Or perhaps it's rather a reading comprehension failure on your part. Visual Studio 2013 has a Community edition, but this is talking about 2015, which isn't out yet.
People who want cross-platform on iOS and Android have had it since day 1. Write your logic in C or C++. Its how cross-platform has been done for decades. Then write a wrapper in whatever language the platform uses for the UI.
If your complaint is that you want cross-platform Ui code as well- no you really don't. The two platforms are so different that you'll never get an app with a good look and field without writing 2 separate UIs. Unless you want to release an Android like UI for Apple (which will get hatred from users) or an iOS like UI for Android (which will get hatred from users).

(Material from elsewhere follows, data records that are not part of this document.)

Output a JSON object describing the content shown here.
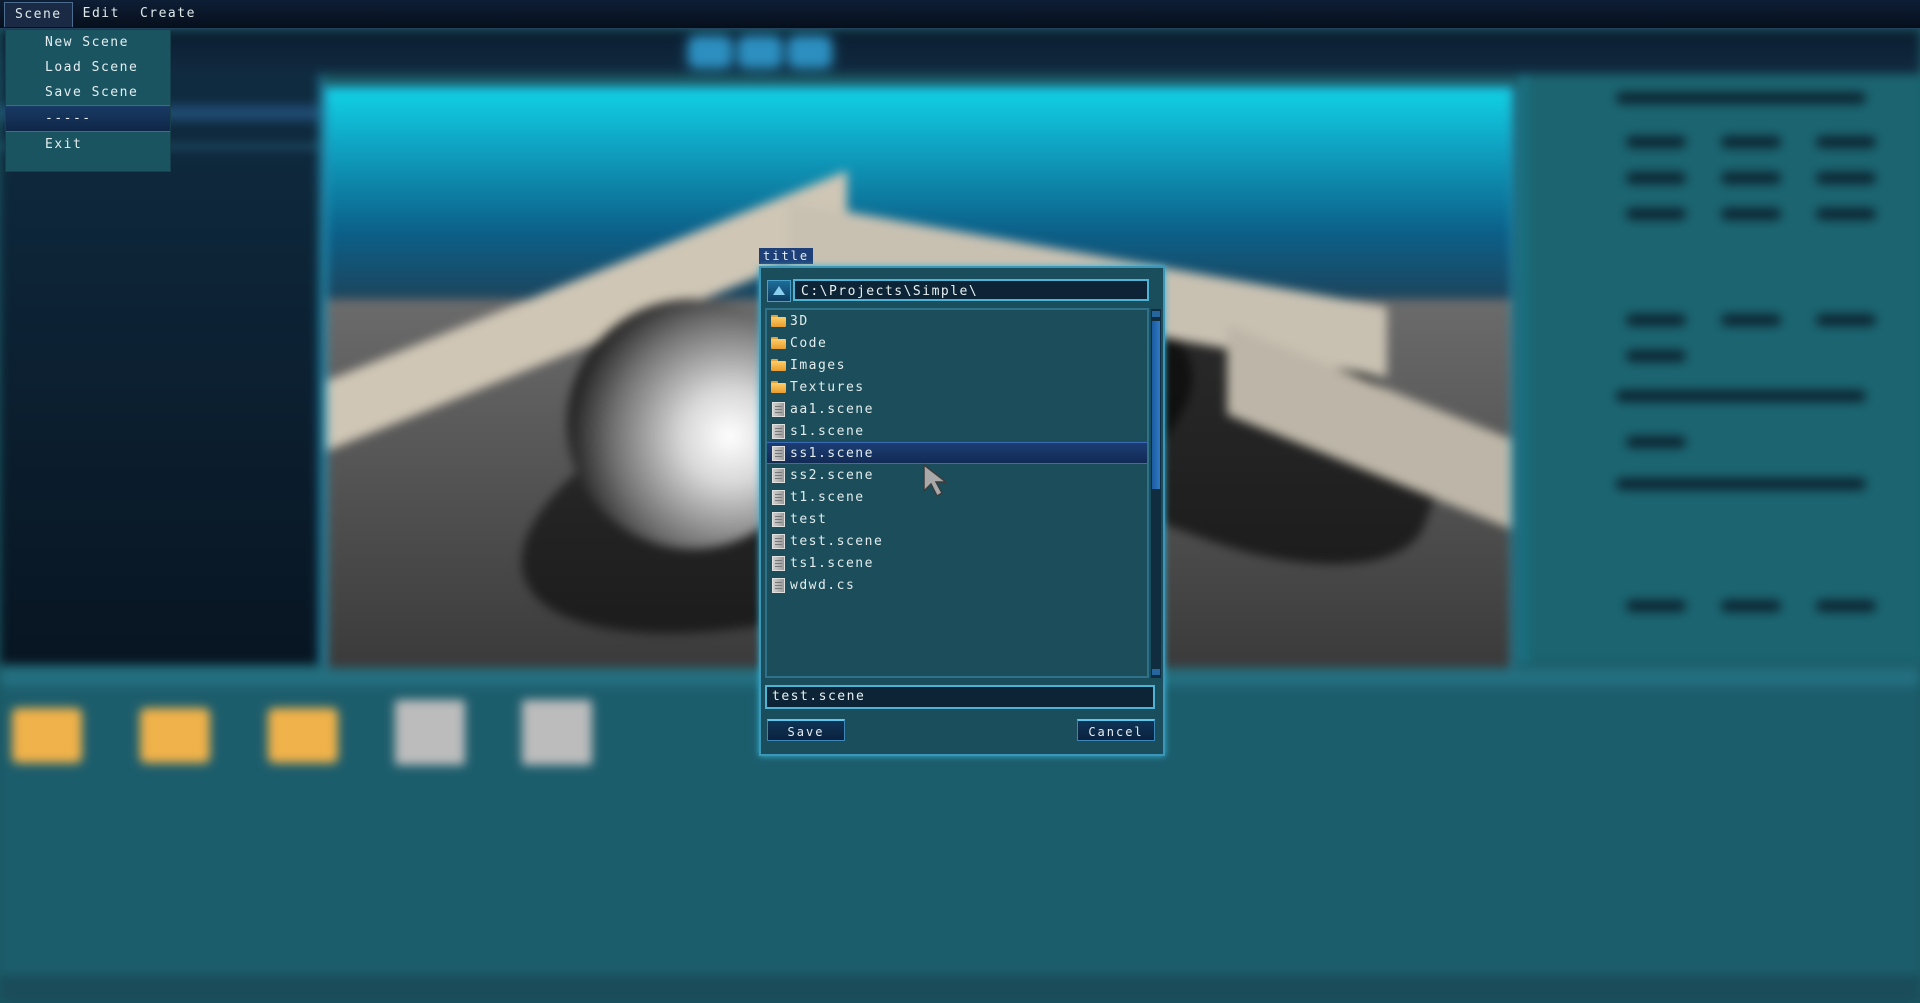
{
  "menubar": {
    "items": [
      {
        "label": "Scene"
      },
      {
        "label": "Edit"
      },
      {
        "label": "Create"
      }
    ]
  },
  "scene_menu": {
    "items": [
      {
        "label": "New Scene"
      },
      {
        "label": "Load Scene"
      },
      {
        "label": "Save Scene"
      },
      {
        "label": "-----"
      },
      {
        "label": "Exit"
      }
    ]
  },
  "dialog": {
    "title": "title",
    "path": "C:\\Projects\\Simple\\",
    "files": [
      {
        "name": "3D",
        "type": "folder"
      },
      {
        "name": "Code",
        "type": "folder"
      },
      {
        "name": "Images",
        "type": "folder"
      },
      {
        "name": "Textures",
        "type": "folder"
      },
      {
        "name": "aa1.scene",
        "type": "file"
      },
      {
        "name": "s1.scene",
        "type": "file"
      },
      {
        "name": "ss1.scene",
        "type": "file",
        "selected": true
      },
      {
        "name": "ss2.scene",
        "type": "file"
      },
      {
        "name": "t1.scene",
        "type": "file"
      },
      {
        "name": "test",
        "type": "file"
      },
      {
        "name": "test.scene",
        "type": "file"
      },
      {
        "name": "ts1.scene",
        "type": "file"
      },
      {
        "name": "wdwd.cs",
        "type": "file"
      }
    ],
    "filename": "test.scene",
    "save_label": "Save",
    "cancel_label": "Cancel"
  },
  "colors": {
    "accent": "#3b96b8",
    "selection": "#1c3d74",
    "panel": "#1a4e5c"
  }
}
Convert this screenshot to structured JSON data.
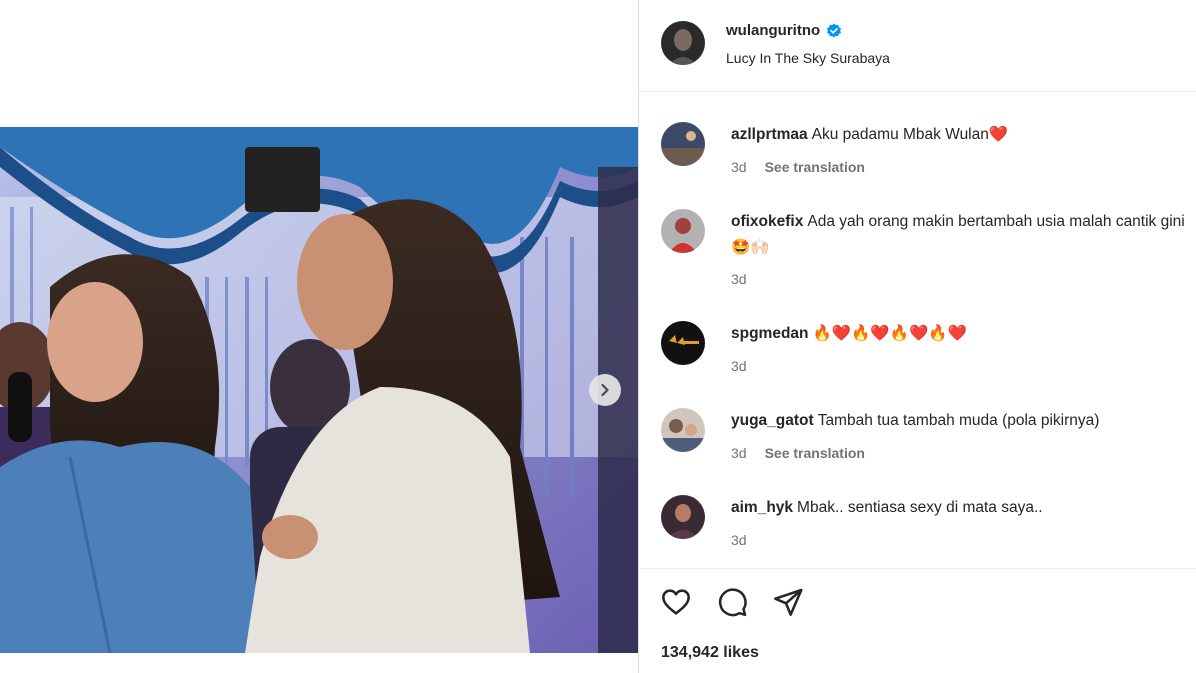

I still have more fans than freaks. WTF is wrong with you people?
People who want cross-platform on iOS and Android have had it since day 1. Write your logic in C or C++. Its how cross-platform has been done for decades. Then write a wrapper in whatever language the platform uses for the UI.
The problem is that most phone applications are typically 95%+ UI code. If you do that, you're not exactly going to save much time and effort.
Somehow it's hard to take Delphi seriously......
"First they came for the slanderers and i said nothing."
Write your logic in C or C++. Its how cross-platform has been done for decades.
Yep... just like people keep talking about this "car" gizmo when we've had decent horse-and-buggy technology for centuries! I don't understand why anybody would want to cross the country in this proprietary Ford nonsense when--with just a little knowledge of horsemanship, veterinary science, metal-working, carpentry, wilderness survival, food preservation, hunting, and gunsmithing--they could take the slow, dangerous, proven approach!
-1, Too Many Layers Of Abstraction
It is not just a "wrapper for the UI code" there is a shitton of stuff, just for starters there are all the sensors (gyroscope, gps, camera), permission handling, packaging the app, interaction between apps, background services and a lot more stuff that differs from one platform to the next.
Yes you can share much of your application logic between each platform using C/C++, but:
1) You need to write it in C/C++
2) If your app mostly just talks to a server there is not much application logic in the mobile device, so most of your code will not be portable at all.
There is a reason mostly only games share significant codebases between each platform. Their application logic is already usually written in C++ and they don't often have to deal with the stuff I mentioned before.
I think you missed the point. People want cross-platform GUIs, where the compiler/assembler/linker will automatically reshape the UI to fit the target device's HIG. More like saying "we've been using the internal combustion engine for decades in cars and motorcycles. If you want to increase horsepower, improve the fuel injection that's used in both." If someone comes up with an electric engine replacement, that's still not going to make a new car dashboard suddenly make sense on a kawasaki.
People have been walking using shoes for decades. Neither a horse nor a car helps you walk better; they just enable you to do less of it, in different ways.
The word "target" in this context refers to the runtime operating environment for which the executable is being built. This is common usage for compilers, which may be able to "target" multiple processors, or variants on architecture.
what a mishmash of broken garbage these stacks are now.. no wonder nothing's secure and simple program logic that was fine with 66mhz and half a meg of ram now needs a 3ghz cpu and 2gb to run acceptably.
None of that makes sense if performance is of any concern (it should be), along with seamless integration into the environment.